Photographe : Baba Levrais
QUEL EST, SELON TOI, LE PLUS BEAU PROJET SUR LEQUEL TU AS TRAVAILLÉ ?
Je n’ai jamais vraiment aimé les palmarès, donc je n’ai pas de soi-disant projet préféré. Ce sont plutôt des petits moments que je chéris et dont je garde d’excellents souvenirs, comme par exemple, le film « Mommy » de Xavier Dolan. La collaboration et l’engagement de chaque département étaient remarquables. On croyait tous dur comme fer en son œuvre et en son talent. Cet esprit d’équipe m’a vraiment marquée, et c’est une valeur qui résonne intensément en moi.
AS-TU UNE ANECDOTE INSOLITE LIÉE À TON TRAVAIL À PARTAGER ?
Dans notre milieu, il arrive souvent des situations absurdes. Une fois, j’avais demandé à toute l’équipe de partir à la recherche d’un comédien qui avait mystérieusement disparu du plateau. Tout le monde le cherchait et tentait de l’appeler sur son cellulaire, mais en vain. Finalement, nous avons découvert qu'il était simplement aux toilettes, là où le roi va seul, en raison d’un besoin corporel pressant. J’ai envoyé toute une troupe à sa recherche alors qu’il voulait que sa petite escapade reste discrète. Oups.
QUEL AVENIR IMAGINES-TU POUR LA PROFESSION ?

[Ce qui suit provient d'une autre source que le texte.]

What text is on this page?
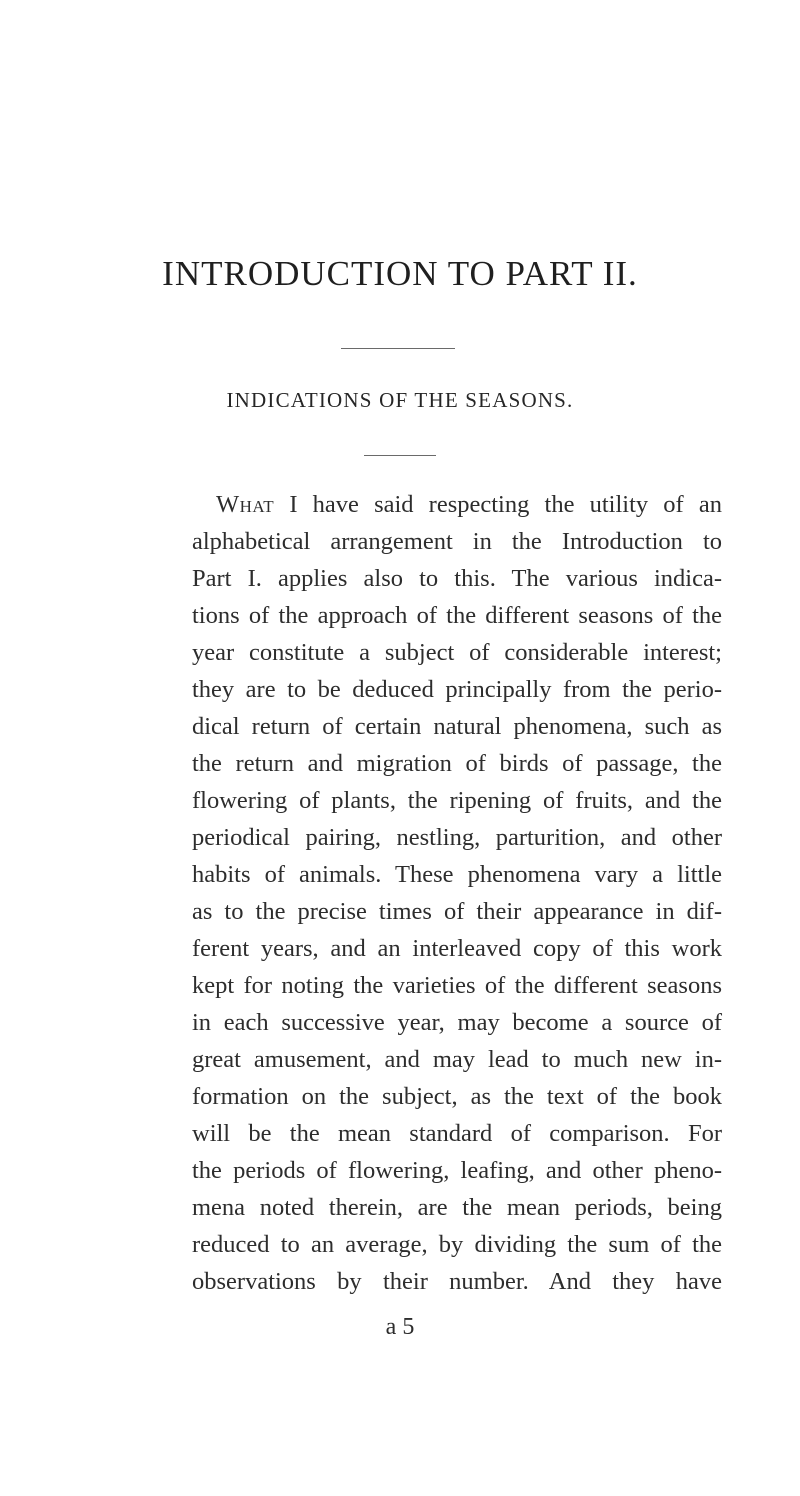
INTRODUCTION TO PART II.
INDICATIONS OF THE SEASONS.
What I have said respecting the utility of an
alphabetical arrangement in the Introduction to
Part I. applies also to this. The various indica-
tions of the approach of the different seasons of the
year constitute a subject of considerable interest;
they are to be deduced principally from the perio-
dical return of certain natural phenomena, such as
the return and migration of birds of passage, the
flowering of plants, the ripening of fruits, and the
periodical pairing, nestling, parturition, and other
habits of animals. These phenomena vary a little
as to the precise times of their appearance in dif-
ferent years, and an interleaved copy of this work
kept for noting the varieties of the different seasons
in each successive year, may become a source of
great amusement, and may lead to much new in-
formation on the subject, as the text of the book
will be the mean standard of comparison. For
the periods of flowering, leafing, and other pheno-
mena noted therein, are the mean periods, being
reduced to an average, by dividing the sum of the
observations by their number. And they have
a 5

Beaucoup de choses ont changé depuis le début de ma carrière. L’évolution de notre profession est étroitement liée à celle de la technologie. J’entretiens un rapport amour-haine avec les avancées technologiques. D’une part, elles facilitent notre travail, mais d’une autre part, la cadence est plus intense et le temps de préparation est réduit. Tout doit se faire à la vitesse de l’éclair. Les téléphones intelligents nous permettent de communiquer rapidement, et ce, en tout temps, mais le revers de la médaille, c’est qu’on est constamment sollicités.
J’aime imaginer un avenir où nous pourrons prendre le temps de faire les choses correctement, tout en respectant la vie personnelle des technicien-ne-s. Dans notre secteur, la performance et les résultats sont hautement valorisés. Nous devons donc toujours être disponibles et l’équilibre professionnel et personnel n’est parfois pas pris en compte. Je crois que, de nos jours, les gens sont de plus en plus sensibilisés aux conditions de travail et qu’il y aura sans doute des changements à cet égard. En tout cas, je l’espère.
SELON TOI, QUELLE EST LA FORCE DE L’INDUSTRIE AUDIOVISUELLE AU QUÉBEC ?
Au Québec, nous avons un gros bassin de talents. Les techniciens en audiovisuel ne craignent pas les défis et sont extrêmement passionné-e-s. Il y a également un esprit familial qui règne sur les plateaux, qu’on ne retrouve pas ailleurs. J'ai passé beaucoup de temps ces dernières années à travailler sur des tournages américains, mais je trouve toujours le moyen de collaborer avec de jeunes réalisateurs émergents sur des courts-métrages locaux, car j'adore l’énergie qui se dégage sur ces plateaux.